Figure out or measure the source capacitance of the ceramic cartridge normally used with this amplifier and connect a capacitor of that value in series with the generator.

The capacitive reactance of the cartridge is part of the gain setting mechanism in this feedback amplifier. You are over driving the input circuitry, at best there should just be a couple of volts RMS at the output of the cathode follower. The power amplifier requires no more than a few hundred mVrms for full output.

BU2 incidentally sets the maximum volume of the system, by allowing you to jump out a pair of resistors in the attenuator circuit between the cathode follower and the input of the power stage.

The cathode follower is fixed biased, 15V is sufficient headroom given the low levels required for full output. (All of the attenuation following the CF hints at that.)

sparkey58 16th November 2012 07:22 PM

1 Attachment(s)
thanks for the quick reply, i have found another schematic, it lists sensitivity at 530 mv@1khz for max output....i dont know the capacitance of the cartridge, but it is the correct elac KST 103 that the jukebox was made with. the problem is , apart from clipping with the genny as i said, it sounds distorted [on both channels] with a record playing. and the volume control at socket BU2 only needs to be up a fraction for it to really loud...infact it bleads through quite loudly with the volume off...the volume control was missing, it lists it at 20k log, the original was a tapped pot with a 560 ohm and 0.5 uf cap wired to ground from the tap, usually fitted to jukeboxes for munchousen effect correction. thse are impossible to find so i fitted a standard dual pot. this is not usually a problem on other jukeboxes. as can usually be compensated with the tone controls.
its as though, that 1st stage amplification is way too much, about 5v swing on the cathode folower grid , but it was designed to work, so something must be wrong, but its beating me what!

payloadde 16th November 2012 08:44 PM

clipping on both channels ? check parts / connections shared between channels ...

gain of the input tube is established thru negative feedback by a formula which basically is: gain= (R1+impedance(C1))/impedance(cartridge).
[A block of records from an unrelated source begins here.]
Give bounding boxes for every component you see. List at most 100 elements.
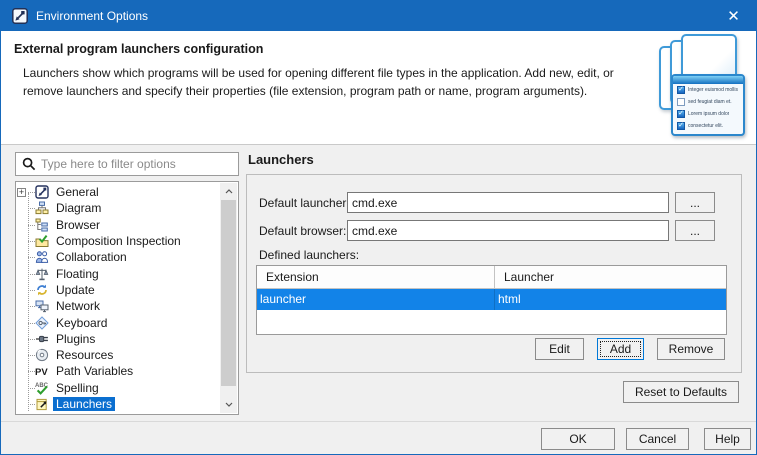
- search-icon: [22, 157, 36, 171]
- tree-item-spelling[interactable]: ABC Spelling: [16, 380, 220, 396]
- checklist-item-label: Integer euismod mollis: [688, 87, 738, 93]
- launchers-checklist-illustration: ✓Integer euismod mollissed feugiat diam …: [651, 34, 751, 140]
- tree-item-label: Path Variables: [53, 364, 136, 378]
- column-header-launcher[interactable]: Launcher: [495, 266, 726, 288]
- default-browser-input[interactable]: [347, 220, 669, 241]
- keyboard-icon: [35, 316, 49, 330]
- tree-item-keyboard[interactable]: Keyboard: [16, 314, 220, 330]
- tree-item-resources[interactable]: Resources: [16, 347, 220, 363]
- default-launcher-label: Default launcher:: [259, 196, 350, 210]
- tree-item-label: Composition Inspection: [53, 234, 184, 248]
- launchers-groupbox: Default launcher: ... Default browser: .…: [246, 174, 742, 373]
- tree-item-plugins[interactable]: Plugins: [16, 331, 220, 347]
- browser-icon: [35, 218, 49, 232]
- add-button[interactable]: Add: [597, 338, 644, 360]
- tree-item-label: Experience: [53, 413, 119, 414]
- titlebar: Environment Options ✕: [1, 1, 756, 31]
- page-description: Launchers show which programs will be us…: [23, 64, 635, 100]
- dialog-footer: OK Cancel Help: [1, 421, 756, 455]
- tree-item-label: Floating: [53, 267, 102, 281]
- tree-item-label: Spelling: [53, 381, 102, 395]
- tree-item-collaboration[interactable]: Collaboration: [16, 249, 220, 265]
- plugins-icon: [35, 332, 49, 346]
- cell-extension: launcher: [257, 289, 495, 310]
- window-title: Environment Options: [36, 9, 148, 23]
- options-tree-panel: + General Diagram Browser Composition Inspec…: [15, 181, 239, 415]
- tree-item-diagram[interactable]: Diagram: [16, 200, 220, 216]
- spelling-icon: ABC: [35, 381, 49, 395]
- checklist-item: ✓Lorem ipsum dolor: [673, 108, 743, 120]
- tree-item-label: Launchers: [53, 397, 115, 411]
- tree-item-floating[interactable]: Floating: [16, 265, 220, 281]
- checked-checkbox-icon: ✓: [677, 86, 685, 94]
- reset-to-defaults-button[interactable]: Reset to Defaults: [623, 381, 739, 403]
- default-browser-browse-button[interactable]: ...: [675, 220, 715, 241]
- unchecked-checkbox-icon: [677, 98, 685, 106]
- tree-item-network[interactable]: Network: [16, 298, 220, 314]
- tree-item-label: Resources: [53, 348, 116, 362]
- tree-scrollbar[interactable]: [220, 183, 237, 413]
- table-row[interactable]: launcherhtml: [257, 289, 726, 310]
- column-header-extension[interactable]: Extension: [257, 266, 495, 288]
- remove-button[interactable]: Remove: [657, 338, 725, 360]
- resources-icon: [35, 348, 49, 362]
- composition-inspection-icon: [35, 234, 49, 248]
- tree-item-update[interactable]: Update: [16, 282, 220, 298]
- tree-item-label: Network: [53, 299, 103, 313]
- checked-checkbox-icon: ✓: [677, 110, 685, 118]
- default-launcher-browse-button[interactable]: ...: [675, 192, 715, 213]
- cell-launcher: html: [495, 289, 726, 310]
- launchers-icon: [35, 397, 49, 411]
- checklist-panel-icon: ✓Integer euismod mollissed feugiat diam …: [671, 74, 745, 136]
- defined-launchers-label: Defined launchers:: [259, 248, 359, 262]
- checklist-item: ✓consectetur elit.: [673, 120, 743, 132]
- tree-item-path-variables[interactable]: PV Path Variables: [16, 363, 220, 379]
- default-launcher-input[interactable]: [347, 192, 669, 213]
- dialog-header: External program launchers configuration…: [1, 31, 756, 145]
- network-icon: [35, 299, 49, 313]
- tree-item-label: Plugins: [53, 332, 98, 346]
- tree-item-label: General: [53, 185, 102, 199]
- general-icon: [35, 185, 49, 199]
- tree-item-browser[interactable]: Browser: [16, 217, 220, 233]
- diagram-icon: [35, 201, 49, 215]
- tree-item-label: Update: [53, 283, 98, 297]
- tree-item-composition-inspection[interactable]: Composition Inspection: [16, 233, 220, 249]
- filter-input[interactable]: [41, 157, 238, 171]
- environment-options-dialog: Environment Options ✕ External program l…: [0, 0, 757, 455]
- options-tree: + General Diagram Browser Composition Inspec…: [16, 184, 220, 414]
- svg-text:PV: PV: [35, 367, 48, 378]
- table-header-row: Extension Launcher: [257, 266, 726, 289]
- close-button[interactable]: ✕: [711, 1, 756, 31]
- ok-button[interactable]: OK: [541, 428, 615, 450]
- tree-item-launchers[interactable]: Launchers: [16, 396, 220, 412]
- filter-box: [15, 152, 239, 176]
- checklist-item-label: sed feugiat diam et.: [688, 99, 732, 105]
- scroll-down-icon[interactable]: [220, 396, 237, 413]
- tree-item-label: Diagram: [53, 201, 104, 215]
- edit-button[interactable]: Edit: [535, 338, 584, 360]
- help-button[interactable]: Help: [704, 428, 751, 450]
- checklist-item-label: Lorem ipsum dolor: [688, 111, 729, 117]
- floating-icon: [35, 267, 49, 281]
- checklist-item: sed feugiat diam et.: [673, 96, 743, 108]
- defined-launchers-table: Extension Launcher launcherhtml: [256, 265, 727, 335]
- expand-icon[interactable]: +: [17, 188, 26, 197]
- default-browser-label: Default browser:: [259, 224, 346, 238]
- checked-checkbox-icon: ✓: [677, 122, 685, 130]
- tree-item-experience[interactable]: E Experience: [16, 412, 220, 414]
- tree-item-label: Keyboard: [53, 316, 110, 330]
- scroll-up-icon[interactable]: [220, 183, 237, 200]
- tree-item-label: Browser: [53, 218, 103, 232]
- section-title: Launchers: [248, 152, 314, 167]
- tree-item-general[interactable]: + General: [16, 184, 220, 200]
- app-icon: [12, 8, 28, 24]
- checklist-item: ✓Integer euismod mollis: [673, 84, 743, 96]
- scrollbar-thumb[interactable]: [221, 200, 236, 386]
- experience-icon: E: [35, 413, 49, 414]
- tree-item-label: Collaboration: [53, 250, 130, 264]
- cancel-button[interactable]: Cancel: [626, 428, 689, 450]
- collaboration-icon: [35, 250, 49, 264]
- update-icon: [35, 283, 49, 297]
- path-variables-icon: PV: [35, 364, 49, 378]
Since the cartridge is a crystal pickup its impedance is mainly a capacitance. This is also known as a <charge amplifier> where the output voltage is a function of the input charge rather than the voltage: v(out)=-q(in)/C(feedback). If you just hooked up a signal generator with low impedance like near zero or 50 ohms the gain will be huge and depend on frequency. Connect 100pF or so in series with the input.

if only one channel distorts, check the R1/C1 feedback path components and interconnects.

If the pickup is old, it might just be gone. These crystals were made of potassium sodium tartrate (Seignette-Salz) and tend to decay over time in the presence of moisture and humidity.

DF96 16th November 2012 11:33 PM

The tone control stage appears to be something like a switched Sallen-Key filter, but combining high pass and low pass. It might give negative clipping if the standing current through the cathode resistor is too low for some reason, as the resistor obviously cannot go below zero current. However, you have measured 15V at the cathode so that can't be the problem.